After a fantastic heist episode, we now get an exhilarating and tense prison break episode that also serves to show the start of a revolution, the start of a Rebellion, and the start of Cassian Andor as a radicalized freedom fighter willing to go on a suicide mission for the sake of the movement. Of course, a key ingredient for any good TV or movie revolution is a good leader — one that can project authority and who can make others fight with the power of a good speech. 

Thankfully, "Andor" has that ingredient, and the recent batch of episodes proves something we've known for a while now: When you need a good revolutionary leader, just ask Andy Serkis.

Apes together strong!

When we first meet his character, Kino Loy, we see a stern, strict prisoner who keeps his men in line, but isn't unreasonable. He just wants to bide his time and not get electrocuted every shift. Yet, as strong and dedicated as he first appears, we get a sense that he is just desperately trying to cling onto the rules in the hope that they will actually lead to his freedom, because the alternative would be to recognize that he is going to die in a prison in the middle of nowhere. 

Serkis is one of the best actors of his generation, someone capable of great and versatile roles in live-action, and of disappearing into performance-capture technology and actually using it to create performances impossible to replicate otherwise. It's why his role as Caesar in the "Planet of the Apes" trilogy is so poignant and powerful. Serkis sells the pain and desperation of the character that brings him to the edge, and the sheer willpower that pushes him to rise up and fight, while later selling the sacrifices and melancholy that comes with fighting for freedom. Serkis delivered one of the best performances in a blockbuster movie of the past decade, utilizing his eyes as his secret weapon — something he also does in "Andor." Like Caesar, Kino is a man who holds back a lot, who only lets slip the slightest of hints at what he truly thinks, and when he does, his passion can be enough to ignite a revolution.

Every great leader in a movie or TV, be it Bill Pullman in "Independence Day" or even Idris Elba in "Pacific Rim," needs a good speech to motivate his men to fight, and every great revolution needs a mantra that is catchy and powerful. Serkis' Kino had both.

One. Way. Out.

"One way out" is a poignant and powerful mantra, and his speech is a highlight of the episode.

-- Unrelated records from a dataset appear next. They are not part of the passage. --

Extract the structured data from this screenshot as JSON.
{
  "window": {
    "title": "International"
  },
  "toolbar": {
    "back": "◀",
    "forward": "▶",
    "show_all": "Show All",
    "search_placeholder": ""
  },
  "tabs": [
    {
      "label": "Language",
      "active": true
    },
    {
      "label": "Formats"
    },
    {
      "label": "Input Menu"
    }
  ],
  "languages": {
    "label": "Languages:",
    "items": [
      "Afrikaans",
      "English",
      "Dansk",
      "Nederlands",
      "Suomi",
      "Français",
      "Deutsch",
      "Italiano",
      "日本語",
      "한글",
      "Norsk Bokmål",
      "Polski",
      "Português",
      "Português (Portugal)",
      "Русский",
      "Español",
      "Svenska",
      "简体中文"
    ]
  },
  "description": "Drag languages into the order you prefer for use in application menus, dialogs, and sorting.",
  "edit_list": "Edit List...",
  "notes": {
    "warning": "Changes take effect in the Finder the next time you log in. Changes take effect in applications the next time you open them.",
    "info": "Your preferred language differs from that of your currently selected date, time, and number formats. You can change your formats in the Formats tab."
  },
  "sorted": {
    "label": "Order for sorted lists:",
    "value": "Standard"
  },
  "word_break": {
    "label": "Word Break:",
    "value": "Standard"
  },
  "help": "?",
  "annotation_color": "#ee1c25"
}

We see the initial hesitation and fear in his voice, how Cassian finally pushes him to talk and get everyone to fight, and the final resignation in Kino's voice as he realizes what awaits him outside the prison walls. This was a role only Serkis could have played, and we're all thankful for it.

It is a testament to the writing in "Andor" that they avoid having a rose-colored prison break where everyone makes it out alive, or having Kino sacrifice himself and go out on-screen in a heroic blaze of glory. Instead, in the most devastating moment of the episode, we realize why Kino has been saying he was dead before the breakout begins: He can't swim. There is no death by blaster, no "Game of Thrones" Hodor moment of holding the doors while the others escape. Instead, he leads the group and makes it out, and we leave him behind as Andor is pushed out and into the water, not knowing if Kino made the jump, too. It is a poignant moment that sells the theme of this episode, which was all about the unsung heroes of rebellions, about those who push the movement forward, knowing full well they'll never see the results. Kino led everyone to their escape, knowing he couldn't join them. There was one way out.

This is where the Rebellion begins: in a fit of rage, a burning desire for justice. We now know what they were making in the prison, and it was not the Death Star. It was 5,000 rebels.